Congratulations to all 1Ls for completing fall semester midterms and reaching the home stretch! Hopefully Christmas break allowed everyone to step back and take a deep breath, as more challenges await in 2019. In particular, the LRW moot represents an opportunity to hop out of the doldrums of reading and studying to gain practical experience in what litigators do every day. Before standing at the podium in front of three Supreme Moot Court of the University of Alberta judges, the time leading up to oral arguments will largely determine how successful any mooter can be. Keep in mind these useful tips as you begin preparing for one of the most exciting parts of your first year in law school.
Start Small: Figure Out Where You Stand
Making sure you don’t waste time on irrelevant considerations means knowing exactly what the moot asks you to do. Read all assigned documents carefully with a mind to the scope of what you are expected to argue on appeal. A good place to start is recognizing who your client is, whether you are the appellant or respondent, the area of law your moot problem is focussed on, and what the pertinent legal issues are.
Become Well Versed in the Information That Will Help You Understand Your Case
Knowing the facts of your case is paramount not only for crafting an argument, but also for thinking about questions judges can pose during the mock trial. In rendering a judgment, they consider the ramifications of their decision beyond the situation at hand and often ask questions that tweak details in the case to see how your argument might change. Don’t be caught flat-footed in the event a judge poses a slight, but significant change to the facts.
In addition, any materials that are provided to guide you throughout the process are critical to review. For example, sample memorandums can assist in constructing your own court documents while the judgments from the lower courts concerning your impending trial will shine a spotlight on how the present appeal has come to be.

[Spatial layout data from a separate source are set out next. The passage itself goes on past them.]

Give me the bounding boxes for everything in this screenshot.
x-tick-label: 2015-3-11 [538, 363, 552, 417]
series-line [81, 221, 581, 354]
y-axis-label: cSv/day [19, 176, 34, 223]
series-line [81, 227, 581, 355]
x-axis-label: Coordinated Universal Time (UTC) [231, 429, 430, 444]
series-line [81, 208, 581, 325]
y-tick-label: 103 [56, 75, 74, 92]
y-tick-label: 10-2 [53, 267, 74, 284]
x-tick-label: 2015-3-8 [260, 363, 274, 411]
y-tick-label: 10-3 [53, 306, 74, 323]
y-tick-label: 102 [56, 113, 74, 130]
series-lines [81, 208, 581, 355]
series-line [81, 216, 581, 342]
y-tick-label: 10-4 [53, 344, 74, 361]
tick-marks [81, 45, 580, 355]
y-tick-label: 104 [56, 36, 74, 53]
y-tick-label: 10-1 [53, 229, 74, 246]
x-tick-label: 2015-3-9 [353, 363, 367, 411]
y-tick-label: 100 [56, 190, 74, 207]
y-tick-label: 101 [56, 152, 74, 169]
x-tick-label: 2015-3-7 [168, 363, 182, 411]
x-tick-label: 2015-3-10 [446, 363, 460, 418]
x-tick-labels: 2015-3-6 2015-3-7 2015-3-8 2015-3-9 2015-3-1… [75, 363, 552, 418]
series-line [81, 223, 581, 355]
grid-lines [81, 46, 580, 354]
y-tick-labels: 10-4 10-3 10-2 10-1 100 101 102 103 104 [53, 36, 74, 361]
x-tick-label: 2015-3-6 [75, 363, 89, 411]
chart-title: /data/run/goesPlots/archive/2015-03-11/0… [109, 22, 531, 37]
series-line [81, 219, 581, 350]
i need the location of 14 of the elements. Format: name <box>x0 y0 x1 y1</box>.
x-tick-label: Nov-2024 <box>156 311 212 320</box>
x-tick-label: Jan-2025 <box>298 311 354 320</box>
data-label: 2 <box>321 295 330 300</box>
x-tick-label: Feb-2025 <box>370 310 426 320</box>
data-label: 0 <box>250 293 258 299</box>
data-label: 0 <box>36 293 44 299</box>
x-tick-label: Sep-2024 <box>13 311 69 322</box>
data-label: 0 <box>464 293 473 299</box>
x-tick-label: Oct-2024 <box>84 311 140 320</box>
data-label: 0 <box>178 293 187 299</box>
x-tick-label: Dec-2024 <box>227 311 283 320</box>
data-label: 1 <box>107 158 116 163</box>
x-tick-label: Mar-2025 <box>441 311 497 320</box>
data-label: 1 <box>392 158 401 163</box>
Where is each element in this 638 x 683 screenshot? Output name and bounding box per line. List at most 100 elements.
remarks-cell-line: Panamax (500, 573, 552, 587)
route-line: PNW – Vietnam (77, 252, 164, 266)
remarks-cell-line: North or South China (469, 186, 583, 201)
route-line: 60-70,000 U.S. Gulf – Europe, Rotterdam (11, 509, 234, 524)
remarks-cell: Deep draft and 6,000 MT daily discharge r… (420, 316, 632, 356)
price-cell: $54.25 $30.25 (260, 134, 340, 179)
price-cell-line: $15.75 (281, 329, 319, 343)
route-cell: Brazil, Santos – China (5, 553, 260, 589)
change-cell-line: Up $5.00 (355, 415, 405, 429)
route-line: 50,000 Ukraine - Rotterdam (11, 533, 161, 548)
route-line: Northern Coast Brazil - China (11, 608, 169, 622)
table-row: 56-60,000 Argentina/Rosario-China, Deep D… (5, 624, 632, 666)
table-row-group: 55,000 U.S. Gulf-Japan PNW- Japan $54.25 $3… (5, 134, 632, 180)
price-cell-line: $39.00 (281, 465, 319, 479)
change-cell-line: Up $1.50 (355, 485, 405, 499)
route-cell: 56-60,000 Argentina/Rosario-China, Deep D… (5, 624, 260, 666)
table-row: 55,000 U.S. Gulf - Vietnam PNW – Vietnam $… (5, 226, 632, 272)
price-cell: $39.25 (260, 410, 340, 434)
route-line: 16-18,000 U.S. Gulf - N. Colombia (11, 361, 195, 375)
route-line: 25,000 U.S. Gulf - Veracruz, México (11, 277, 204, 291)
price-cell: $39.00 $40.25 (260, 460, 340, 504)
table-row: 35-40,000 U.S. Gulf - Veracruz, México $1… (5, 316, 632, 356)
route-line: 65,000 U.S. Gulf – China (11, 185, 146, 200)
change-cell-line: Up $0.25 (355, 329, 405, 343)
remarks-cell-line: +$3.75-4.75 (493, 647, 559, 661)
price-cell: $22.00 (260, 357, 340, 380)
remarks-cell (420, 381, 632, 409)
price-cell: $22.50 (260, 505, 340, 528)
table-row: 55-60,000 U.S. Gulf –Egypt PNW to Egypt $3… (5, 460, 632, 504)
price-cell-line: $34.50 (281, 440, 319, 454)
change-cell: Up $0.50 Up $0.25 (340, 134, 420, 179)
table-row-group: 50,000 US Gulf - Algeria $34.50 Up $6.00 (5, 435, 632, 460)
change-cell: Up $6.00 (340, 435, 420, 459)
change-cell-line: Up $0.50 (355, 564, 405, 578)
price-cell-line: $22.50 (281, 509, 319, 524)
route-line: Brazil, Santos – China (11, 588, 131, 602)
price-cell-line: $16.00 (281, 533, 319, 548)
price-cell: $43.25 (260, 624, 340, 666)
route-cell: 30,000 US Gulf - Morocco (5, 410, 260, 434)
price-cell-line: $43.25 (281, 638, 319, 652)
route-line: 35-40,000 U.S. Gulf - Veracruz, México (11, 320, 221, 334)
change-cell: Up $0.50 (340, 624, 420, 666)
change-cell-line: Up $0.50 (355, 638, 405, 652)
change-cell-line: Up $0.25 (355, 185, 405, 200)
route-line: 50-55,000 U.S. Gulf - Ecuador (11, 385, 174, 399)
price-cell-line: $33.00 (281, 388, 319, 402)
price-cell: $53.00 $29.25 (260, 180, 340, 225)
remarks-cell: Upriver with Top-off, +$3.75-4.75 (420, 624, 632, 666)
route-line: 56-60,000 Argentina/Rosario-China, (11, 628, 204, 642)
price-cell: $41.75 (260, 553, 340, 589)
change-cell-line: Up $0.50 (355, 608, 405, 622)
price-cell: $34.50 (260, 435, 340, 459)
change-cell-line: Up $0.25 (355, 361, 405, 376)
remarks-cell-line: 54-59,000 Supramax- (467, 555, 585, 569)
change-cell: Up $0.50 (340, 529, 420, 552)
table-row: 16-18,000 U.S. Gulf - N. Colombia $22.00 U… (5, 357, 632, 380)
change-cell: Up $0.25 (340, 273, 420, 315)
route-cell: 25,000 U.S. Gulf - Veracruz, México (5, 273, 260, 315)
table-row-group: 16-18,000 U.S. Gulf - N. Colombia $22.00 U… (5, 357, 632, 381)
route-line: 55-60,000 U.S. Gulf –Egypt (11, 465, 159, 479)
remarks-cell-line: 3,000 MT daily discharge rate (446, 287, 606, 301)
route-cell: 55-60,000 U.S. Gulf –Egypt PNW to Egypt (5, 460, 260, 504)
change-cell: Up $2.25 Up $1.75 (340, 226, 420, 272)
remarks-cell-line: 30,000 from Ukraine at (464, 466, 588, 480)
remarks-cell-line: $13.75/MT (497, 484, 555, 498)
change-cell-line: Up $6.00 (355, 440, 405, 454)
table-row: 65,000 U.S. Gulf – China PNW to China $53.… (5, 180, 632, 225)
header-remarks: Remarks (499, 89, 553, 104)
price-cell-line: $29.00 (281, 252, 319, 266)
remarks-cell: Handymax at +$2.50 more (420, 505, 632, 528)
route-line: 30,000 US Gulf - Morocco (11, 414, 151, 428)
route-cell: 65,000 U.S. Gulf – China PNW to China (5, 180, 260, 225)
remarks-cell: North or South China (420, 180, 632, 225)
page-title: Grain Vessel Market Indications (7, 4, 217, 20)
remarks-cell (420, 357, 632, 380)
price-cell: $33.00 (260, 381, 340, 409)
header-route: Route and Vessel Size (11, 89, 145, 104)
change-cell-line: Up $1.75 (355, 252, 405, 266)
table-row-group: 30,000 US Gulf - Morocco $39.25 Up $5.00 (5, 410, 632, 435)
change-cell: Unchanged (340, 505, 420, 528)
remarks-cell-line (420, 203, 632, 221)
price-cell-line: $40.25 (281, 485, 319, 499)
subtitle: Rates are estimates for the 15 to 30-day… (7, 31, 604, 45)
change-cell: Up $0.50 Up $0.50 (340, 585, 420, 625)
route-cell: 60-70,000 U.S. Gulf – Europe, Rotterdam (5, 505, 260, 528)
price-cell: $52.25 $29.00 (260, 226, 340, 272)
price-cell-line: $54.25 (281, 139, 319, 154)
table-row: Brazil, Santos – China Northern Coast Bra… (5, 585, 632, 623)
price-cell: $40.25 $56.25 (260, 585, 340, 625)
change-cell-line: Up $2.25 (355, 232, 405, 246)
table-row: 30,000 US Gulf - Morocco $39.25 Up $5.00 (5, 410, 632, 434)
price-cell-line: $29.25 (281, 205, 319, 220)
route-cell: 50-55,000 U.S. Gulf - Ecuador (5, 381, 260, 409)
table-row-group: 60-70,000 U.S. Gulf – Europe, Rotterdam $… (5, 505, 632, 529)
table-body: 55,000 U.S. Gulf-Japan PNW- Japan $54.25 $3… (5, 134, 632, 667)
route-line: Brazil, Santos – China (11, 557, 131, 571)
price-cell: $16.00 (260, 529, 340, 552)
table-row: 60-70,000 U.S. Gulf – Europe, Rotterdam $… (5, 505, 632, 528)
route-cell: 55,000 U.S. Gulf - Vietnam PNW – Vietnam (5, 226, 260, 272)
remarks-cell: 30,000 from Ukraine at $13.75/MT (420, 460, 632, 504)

Finally, the relevant legal authorities relied on by your side and your opponent’s side will form the bulk of the arguments presented to the moot court. Legislation that governs your case should be reviewed, but noting up cases and understanding how the reasoning can be applied to your argument (or distinguished, if the result is not favorable) will put any mooter in a good position.
Actively Communicate with Your Partner and Divide the Work
You and your partner will be splitting up research on the issues, drafting a collective memo, and ultimately presenting oral arguments together. While you don’t need to resemble partners out of a buddy cop film, developing rapport early will ensure deadlines are met and your collective work isn’t fragmented.
As You Tune Your Argument, Anticipate Questions and Your Opponent’s Position
Crafting a compelling argument for a moot requires a coherent structure, ideas that flow smoothly, and the links in the chain being connected by logical reasoning. All of these are chiseled through research that anticipates the strengths and weaknesses of your own position while simultaneously considering what your opponent is likely to argue. Ask whether your position is favorable on the facts, on the law, or both. When it comes time for oral arguments, be prepared for judges to ask you about the flaws in your argument and the appealing parts of your opponent’s argument.
Strong Oral Arguments Start With a Strong Factum
It cannot be overstated that the success of the courtroom component of your moot largely hinges on the factum you draft in preparation for it. As you write your factum out, develop a theme through which to present your argument to the judges (e.g. it is in the public interest for the court to find in my favor) and ensure to cover each of the legal issues. Seeking guidance from upper years and professors for refining the structure of the factum and properly listing citations can also improve the final product.